Risk aversion keeps flourishing and may receive a new impetus following Mr. Bernanke's take that the recovery in the US economy remains difficult to time. He also said that further stimuli and coordinated government responses to the crisis will be necessary, while stressing that the Fed has plenty of other ammo which could be rolled out if conditions warrant. There, don't you feel better already?

Forecasts of $30 oil have made their way into the news once again this morning. Silver lost a nickel, opening at $10.57 while platinum sank another $16 to start at $936 per ounce. Palladium dropped $3 to the $182.00 level. Automaker woes and poor commodity price prospects offered by South Africa's Investec Securities contributed to fund selling in the metals complex at a time when the rebalancing of weightings was underway already.

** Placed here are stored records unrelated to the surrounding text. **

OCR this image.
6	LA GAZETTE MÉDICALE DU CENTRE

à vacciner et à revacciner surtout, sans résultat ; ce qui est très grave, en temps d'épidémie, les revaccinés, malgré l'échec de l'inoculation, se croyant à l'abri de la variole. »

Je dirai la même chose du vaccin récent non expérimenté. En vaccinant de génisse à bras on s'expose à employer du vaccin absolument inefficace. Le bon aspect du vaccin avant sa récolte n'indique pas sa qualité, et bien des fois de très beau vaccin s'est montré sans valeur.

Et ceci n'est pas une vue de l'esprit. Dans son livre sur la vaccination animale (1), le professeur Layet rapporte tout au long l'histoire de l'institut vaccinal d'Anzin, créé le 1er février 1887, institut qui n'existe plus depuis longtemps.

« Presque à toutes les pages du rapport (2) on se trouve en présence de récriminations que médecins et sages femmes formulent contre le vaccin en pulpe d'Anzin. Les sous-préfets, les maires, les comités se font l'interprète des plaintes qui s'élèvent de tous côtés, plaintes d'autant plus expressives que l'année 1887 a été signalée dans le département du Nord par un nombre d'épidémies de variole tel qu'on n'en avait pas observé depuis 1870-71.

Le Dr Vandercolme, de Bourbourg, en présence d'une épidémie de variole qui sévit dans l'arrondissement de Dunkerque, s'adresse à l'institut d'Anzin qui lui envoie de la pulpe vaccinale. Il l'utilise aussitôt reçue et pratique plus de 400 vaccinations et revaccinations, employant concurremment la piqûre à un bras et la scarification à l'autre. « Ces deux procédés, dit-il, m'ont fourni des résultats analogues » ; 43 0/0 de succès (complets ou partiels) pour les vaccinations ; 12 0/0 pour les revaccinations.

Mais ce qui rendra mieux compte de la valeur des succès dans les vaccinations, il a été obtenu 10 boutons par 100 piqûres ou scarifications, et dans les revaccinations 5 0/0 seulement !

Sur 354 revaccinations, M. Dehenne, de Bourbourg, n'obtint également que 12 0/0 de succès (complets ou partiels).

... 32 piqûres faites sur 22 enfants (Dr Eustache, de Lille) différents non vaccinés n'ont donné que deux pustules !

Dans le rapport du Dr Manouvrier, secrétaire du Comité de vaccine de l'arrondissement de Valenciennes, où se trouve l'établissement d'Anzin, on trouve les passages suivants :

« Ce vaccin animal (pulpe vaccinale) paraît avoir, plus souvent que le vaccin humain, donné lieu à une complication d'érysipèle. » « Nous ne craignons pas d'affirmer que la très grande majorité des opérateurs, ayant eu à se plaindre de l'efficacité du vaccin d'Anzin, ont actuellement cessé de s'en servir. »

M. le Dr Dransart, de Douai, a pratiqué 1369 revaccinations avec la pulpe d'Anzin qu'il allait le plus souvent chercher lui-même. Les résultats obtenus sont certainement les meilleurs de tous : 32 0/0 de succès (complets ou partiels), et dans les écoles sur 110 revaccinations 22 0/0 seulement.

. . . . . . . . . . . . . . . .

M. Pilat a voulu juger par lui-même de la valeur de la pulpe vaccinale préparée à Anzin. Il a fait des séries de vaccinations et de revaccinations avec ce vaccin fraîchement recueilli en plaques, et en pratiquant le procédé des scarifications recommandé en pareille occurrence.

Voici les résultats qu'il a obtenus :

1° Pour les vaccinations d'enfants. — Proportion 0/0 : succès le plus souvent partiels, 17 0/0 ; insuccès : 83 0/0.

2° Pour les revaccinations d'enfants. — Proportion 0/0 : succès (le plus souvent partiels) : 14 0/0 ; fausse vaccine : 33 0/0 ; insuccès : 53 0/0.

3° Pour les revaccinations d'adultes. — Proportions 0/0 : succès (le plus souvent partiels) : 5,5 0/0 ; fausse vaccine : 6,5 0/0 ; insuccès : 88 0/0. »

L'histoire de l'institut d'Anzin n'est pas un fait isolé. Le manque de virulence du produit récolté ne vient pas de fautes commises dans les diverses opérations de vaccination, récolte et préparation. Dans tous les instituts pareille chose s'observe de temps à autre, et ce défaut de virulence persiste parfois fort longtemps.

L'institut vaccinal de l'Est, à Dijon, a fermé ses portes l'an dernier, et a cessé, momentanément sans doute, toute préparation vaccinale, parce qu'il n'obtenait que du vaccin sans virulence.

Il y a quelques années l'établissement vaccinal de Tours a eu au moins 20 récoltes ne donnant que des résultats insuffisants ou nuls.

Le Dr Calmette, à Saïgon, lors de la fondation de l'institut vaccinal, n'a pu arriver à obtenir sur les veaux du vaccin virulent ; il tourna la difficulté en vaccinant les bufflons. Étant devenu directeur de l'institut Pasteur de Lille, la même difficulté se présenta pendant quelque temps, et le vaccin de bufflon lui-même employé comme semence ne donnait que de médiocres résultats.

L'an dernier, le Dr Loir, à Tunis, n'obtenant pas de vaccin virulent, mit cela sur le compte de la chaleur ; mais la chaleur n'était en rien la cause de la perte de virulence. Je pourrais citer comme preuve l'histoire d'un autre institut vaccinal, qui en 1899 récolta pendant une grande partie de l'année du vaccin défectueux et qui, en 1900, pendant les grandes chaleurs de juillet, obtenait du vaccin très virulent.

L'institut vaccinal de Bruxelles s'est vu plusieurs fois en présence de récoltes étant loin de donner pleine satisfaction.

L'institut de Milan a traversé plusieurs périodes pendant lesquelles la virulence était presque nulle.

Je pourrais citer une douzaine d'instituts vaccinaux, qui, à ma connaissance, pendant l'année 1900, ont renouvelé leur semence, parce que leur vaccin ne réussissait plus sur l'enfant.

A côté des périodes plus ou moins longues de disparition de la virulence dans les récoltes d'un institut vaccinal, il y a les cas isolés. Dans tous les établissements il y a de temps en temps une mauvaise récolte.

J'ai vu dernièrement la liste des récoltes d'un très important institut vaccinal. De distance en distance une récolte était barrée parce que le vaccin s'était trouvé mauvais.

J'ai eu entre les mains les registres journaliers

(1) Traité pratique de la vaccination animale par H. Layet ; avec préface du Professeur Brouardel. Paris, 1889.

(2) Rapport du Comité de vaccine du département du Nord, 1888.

At the Detroit auto show, Saab and Volvo continued to showcase their metal even as their US owners (GM and Ford) are likely to jettison the brands in their survival quest.

Meanwhile, investors are rowing hard against these swift currents, trying to keep their asset rafts from capsizing and hoping to make it through what is shaping up to be another very difficult year. Perennial Marketwatch curmudgeon Paul Farrell offers the following twelve tips for financial survival this year, courtesy of Forbes columnist Gary Schilling - who, by-the-way is said to have been right on target with his 2008 calls:

1. Sell home-builder stocks and bonds.

2. If you plan to sell your house, second home or investment houses anytime soon, do so yesterday. (Yes, another 20% drop is coming.)

3. Sell some housing-related stocks.

4. Sell some consumer discretionary spending companies.

5. Sell most commercial real estate.

6. Sell some commodities. (But proceed carefully: Selling some securities, or buying, or actively trading in today's volatile markets demands a level of skill sets, savvy and sophistication most investors lack.)

7. Sell emerging-market equities.

8. Sell emerging-market debt.

9. Sell stocks in general. (Shilling's forecast of a severe recession suggests that corporate profits, as defined by the Commerce Department, will fall 48% from their peak in the third quarter 2007 to the fourth quarter 2009, and drop 32% from 2008 to 2009. This forecast implies much weaker S&P 500 earnings than projected by Wall Street analysts and strategies whom he says tend to be overly optimistic, especially in recessions when analysts don't want to offend managements of the companies they follow with low numbers.)

10. Sell consumer lenders' equities.

11. Buy the dollar.

12. Buy, carefully, high-grade bonds.

Adding our own number thirteen, Please ensure that your 10% gold insurance policy remains in place. Trading the metals for profit may be a daunting task and unless you chew coffee beans for snacks, is not highly advisable.